The scholarship portion of a new education program Starbucks is offering to help workers pay for an online degree consists of a discount from Arizona State University, not money from the chain.
The Seattle-based company this week unveiled a benefit that is designed to let college juniors and seniors complete their degrees at Arizona State, with all of the costs covered. For the freshman and sophomores years, workers would pay a reduced tuition.
A major aspect of the program is an upfront scholarship that Starbucks said is an investment between itself and Arizona State. When asked how much of that scholarship portion the company is providing, Starbucks initially said financial terms weren't being disclosed.
Following the announcement, however, Arizona State University President Michael Crow told The Chronicle of Higher Education that Starbucks is not contributing any money toward the scholarship portion. Instead, Arizona State will essentially charge workers less than the sticker price for online tuition.
Starbucks confirmed Thursday that the scholarship is a reduced tuition rate from Arizona State. It estimates the reduction in tuition would average about $6,500 over two years for total tuition of $30,000 for the freshman and sophomore years. For the junior and senior years, Starbucks said the discount provided by Arizona State would amount to about $12,600 of the $30,000 total.
To cover the remainder in the freshman and sophomore years, workers would apply for financial aid, such as Pell grants, and pay for the rest either out of pocket or by taking out loans. Starbucks would bear no costs in those years.
For the junior and senior years, Starbucks would reimburse workers for whatever tuition they had to cover either upfront or through loans, once they complete 21 credits.
Matt Ryan, chief strategy officer for Starbucks, said Thursday that for a worker's junior and senior years, the company could potentially cover up to 58 percent of the tuition, in cases where workers didn't qualify for grants.
If workers did qualify for grants, he said Starbucks could be responsible for very little, if anything. He noted that workers financial situations can vary greatly.
Laurel Harper, a Starbucks spokeswoman, said previously that the company's analysis with ASU found most of its workers would qualify for federal Pell grants.
A representative for Arizona State deferred questions about the program to Starbucks.
The program, which has been widely praised because education benefits are rare for low-wage workers, brought attention to the struggles people face in paying for college. It is unusual because workers can pick from 40 different degree programs and aren't required to stay with Starbucks after they complete their degrees.
It's not clear how much the program will end up costing Starbucks.
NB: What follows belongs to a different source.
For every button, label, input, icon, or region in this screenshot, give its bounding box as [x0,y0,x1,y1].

But Ryan said the company expects that it will "for sure" be a much bigger investment than its current tuition reimbursement program, which will be phased out by 2015.
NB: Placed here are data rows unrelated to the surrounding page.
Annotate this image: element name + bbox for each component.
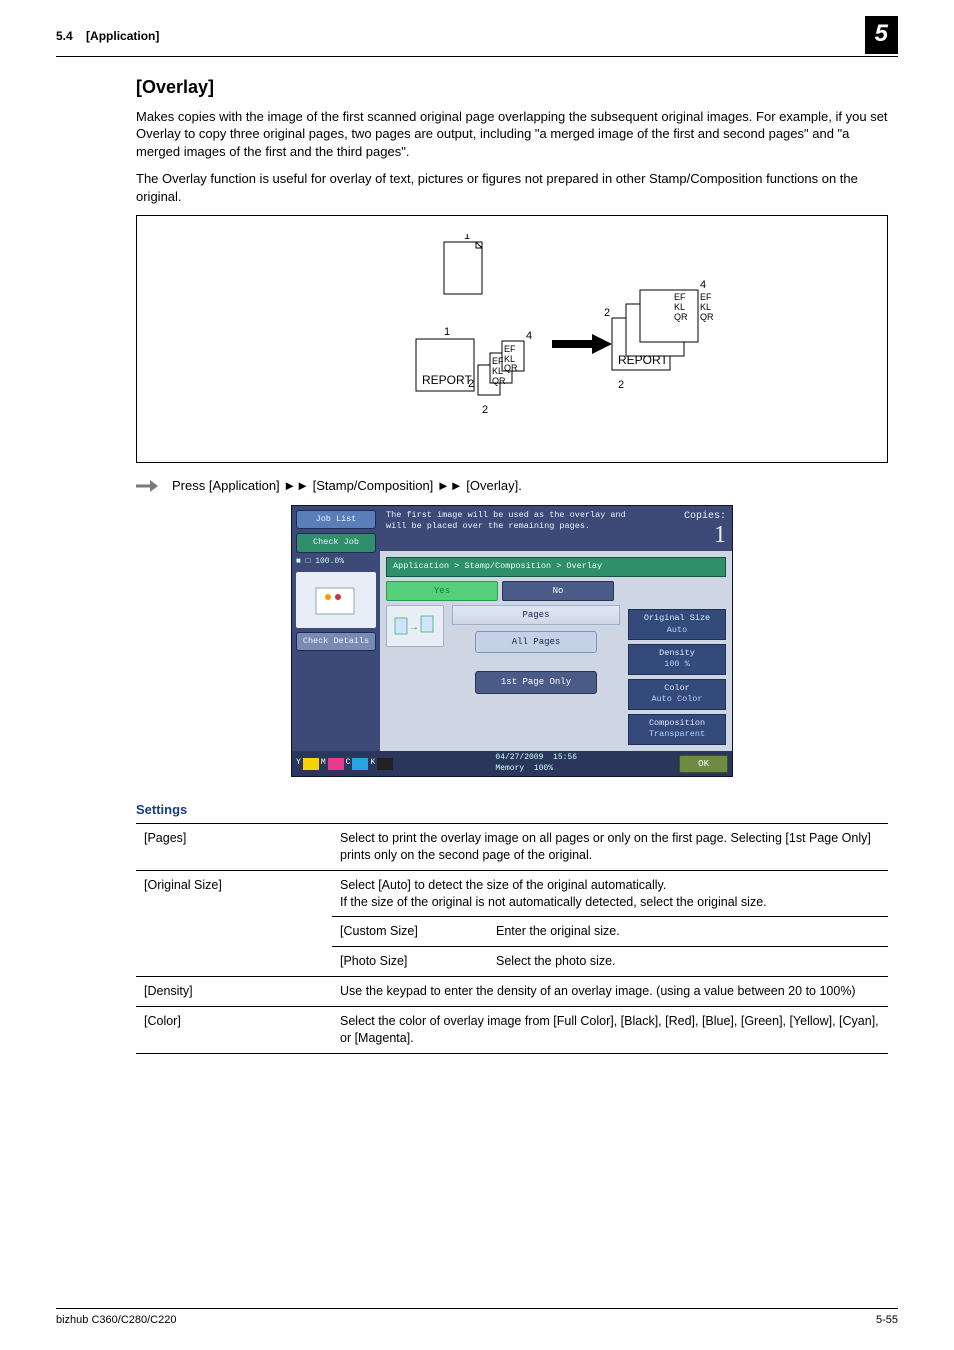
table-row: [Original Size]Select [Auto] to detect t… <box>136 870 888 917</box>
overlay-desc-1: Makes copies with the image of the first… <box>136 108 888 161</box>
svg-text:→: → <box>411 623 417 634</box>
original-size-panel[interactable]: Original SizeAuto <box>628 609 726 640</box>
table-row: [Pages]Select to print the overlay image… <box>136 823 888 870</box>
overlay-message: The first image will be used as the over… <box>386 510 626 533</box>
svg-text:2: 2 <box>604 307 610 319</box>
svg-text:2: 2 <box>482 404 488 416</box>
step-instruction: Press [Application] ►► [Stamp/Compositio… <box>172 477 522 495</box>
svg-text:KL: KL <box>492 366 503 376</box>
svg-text:KL: KL <box>674 302 685 312</box>
overlay-mode-icon: → <box>386 605 444 647</box>
svg-text:EF: EF <box>504 344 516 354</box>
job-list-button[interactable]: Job List <box>296 510 376 529</box>
svg-text:QR: QR <box>674 312 688 322</box>
ok-button[interactable]: OK <box>679 755 728 773</box>
step-arrow-icon <box>136 479 158 493</box>
process-arrow-icon <box>552 334 612 354</box>
section-number: 5.4 <box>56 29 73 43</box>
table-row: [Density]Use the keypad to enter the den… <box>136 977 888 1007</box>
svg-text:EF: EF <box>700 292 712 302</box>
svg-text:REPORT: REPORT <box>618 353 668 367</box>
density-panel[interactable]: Density100 % <box>628 644 726 675</box>
svg-text:EF: EF <box>674 292 686 302</box>
check-details-button[interactable]: Check Details <box>296 632 376 651</box>
overlay-desc-2: The Overlay function is useful for overl… <box>136 170 888 205</box>
svg-text:REPORT: REPORT <box>422 373 472 387</box>
all-pages-button[interactable]: All Pages <box>475 631 597 653</box>
tab-yes[interactable]: Yes <box>386 581 498 601</box>
first-page-only-button[interactable]: 1st Page Only <box>475 671 597 693</box>
svg-text:2: 2 <box>468 378 474 390</box>
svg-text:QR: QR <box>700 312 714 322</box>
copies-value: 1 <box>684 523 726 547</box>
svg-text:1: 1 <box>464 234 470 242</box>
settings-heading: Settings <box>136 801 888 819</box>
pages-header: Pages <box>452 605 620 625</box>
overlay-heading: [Overlay] <box>136 75 888 99</box>
overlay-diagram: 1 1 REPORT 2 3 4 EF KL QR <box>136 215 888 463</box>
ui-screenshot: Job List Check Job ■ □ 100.0% Check Deta… <box>291 505 733 777</box>
svg-text:EF: EF <box>492 356 504 366</box>
tab-no[interactable]: No <box>502 581 614 601</box>
svg-text:1: 1 <box>444 326 450 338</box>
color-panel[interactable]: ColorAuto Color <box>628 679 726 710</box>
svg-text:2: 2 <box>618 379 624 391</box>
svg-text:4: 4 <box>700 279 706 291</box>
copies-label: Copies: <box>684 511 726 522</box>
svg-text:4: 4 <box>526 330 532 342</box>
section-label: [Application] <box>86 29 159 43</box>
preview-thumbnail <box>296 572 376 628</box>
table-row: [Color]Select the color of overlay image… <box>136 1007 888 1054</box>
chapter-badge: 5 <box>865 16 898 54</box>
status-datetime: 04/27/2009 15:56 Memory 100% <box>495 753 577 775</box>
footer-page: 5-55 <box>876 1313 898 1328</box>
footer-model: bizhub C360/C280/C220 <box>56 1313 176 1328</box>
settings-table: [Pages]Select to print the overlay image… <box>136 823 888 1054</box>
svg-text:KL: KL <box>700 302 711 312</box>
breadcrumb: Application > Stamp/Composition > Overla… <box>386 557 726 576</box>
check-job-button[interactable]: Check Job <box>296 533 376 552</box>
svg-text:QR: QR <box>504 363 518 373</box>
composition-panel[interactable]: CompositionTransparent <box>628 714 726 745</box>
toner-levels: Y M C K <box>296 758 393 770</box>
svg-text:QR: QR <box>492 376 506 386</box>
That program offers up to $1,000 a year to take classes at City University of Seattle or Strayer University, with no limit on the number of years they can apply. Since it was rolled out in October 2011, Starbucks said the program has cost it $6.5 million.
Mark Kantrowitz, publisher of EdVisors.com, a website about paying for college, said the program could benefit all parties involved.
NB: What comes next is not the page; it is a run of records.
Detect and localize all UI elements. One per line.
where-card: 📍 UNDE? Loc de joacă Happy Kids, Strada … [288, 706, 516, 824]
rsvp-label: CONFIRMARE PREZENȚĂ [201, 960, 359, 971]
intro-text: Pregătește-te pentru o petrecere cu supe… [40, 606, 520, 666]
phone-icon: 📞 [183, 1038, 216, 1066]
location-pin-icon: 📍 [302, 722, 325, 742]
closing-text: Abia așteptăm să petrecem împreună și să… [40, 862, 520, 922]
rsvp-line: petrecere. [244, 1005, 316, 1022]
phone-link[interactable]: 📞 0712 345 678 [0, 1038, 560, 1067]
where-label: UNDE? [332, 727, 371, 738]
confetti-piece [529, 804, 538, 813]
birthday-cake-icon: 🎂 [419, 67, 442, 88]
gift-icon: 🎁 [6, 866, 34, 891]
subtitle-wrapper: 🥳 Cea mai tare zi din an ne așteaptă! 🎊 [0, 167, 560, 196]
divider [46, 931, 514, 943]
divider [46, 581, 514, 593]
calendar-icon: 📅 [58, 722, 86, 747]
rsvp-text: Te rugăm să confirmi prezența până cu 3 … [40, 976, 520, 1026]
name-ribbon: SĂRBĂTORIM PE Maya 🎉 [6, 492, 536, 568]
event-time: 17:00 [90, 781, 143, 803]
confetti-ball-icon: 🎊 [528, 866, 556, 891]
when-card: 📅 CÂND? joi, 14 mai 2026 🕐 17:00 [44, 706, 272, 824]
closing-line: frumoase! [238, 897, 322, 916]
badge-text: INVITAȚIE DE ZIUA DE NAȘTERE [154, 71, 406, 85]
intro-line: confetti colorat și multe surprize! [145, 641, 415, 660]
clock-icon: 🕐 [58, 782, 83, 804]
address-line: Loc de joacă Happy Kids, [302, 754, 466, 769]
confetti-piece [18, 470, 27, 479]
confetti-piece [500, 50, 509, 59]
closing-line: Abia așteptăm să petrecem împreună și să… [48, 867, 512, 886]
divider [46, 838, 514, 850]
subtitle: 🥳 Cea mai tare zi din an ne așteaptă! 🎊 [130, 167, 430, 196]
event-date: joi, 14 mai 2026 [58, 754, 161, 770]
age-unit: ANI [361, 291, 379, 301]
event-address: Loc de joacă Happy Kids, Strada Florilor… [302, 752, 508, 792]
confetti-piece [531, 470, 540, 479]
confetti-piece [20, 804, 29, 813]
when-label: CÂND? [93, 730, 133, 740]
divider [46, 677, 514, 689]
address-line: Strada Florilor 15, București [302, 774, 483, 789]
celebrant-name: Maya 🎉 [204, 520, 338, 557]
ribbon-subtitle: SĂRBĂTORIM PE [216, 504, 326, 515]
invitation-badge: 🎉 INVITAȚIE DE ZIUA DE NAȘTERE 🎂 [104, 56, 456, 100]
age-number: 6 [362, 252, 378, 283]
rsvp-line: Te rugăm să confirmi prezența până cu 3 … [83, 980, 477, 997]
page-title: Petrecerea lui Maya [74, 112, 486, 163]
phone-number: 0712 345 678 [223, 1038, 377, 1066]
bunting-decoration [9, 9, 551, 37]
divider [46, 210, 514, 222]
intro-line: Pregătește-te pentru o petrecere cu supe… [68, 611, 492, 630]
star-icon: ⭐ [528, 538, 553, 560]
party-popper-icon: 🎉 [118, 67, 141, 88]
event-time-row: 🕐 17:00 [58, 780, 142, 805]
Workers could get a chance at a degree from Arizona State University at a reduced rate. Arizona State could get a revenue boost from federal aid and out-of-pocket costs workers and Starbucks later pays. And Starbucks could attract a better pool of workers and burnish its corporate image.
Starbucks said its workers are "embracing this benefit with overwhelming excitement; ASU has seen an enormous uptick in interest."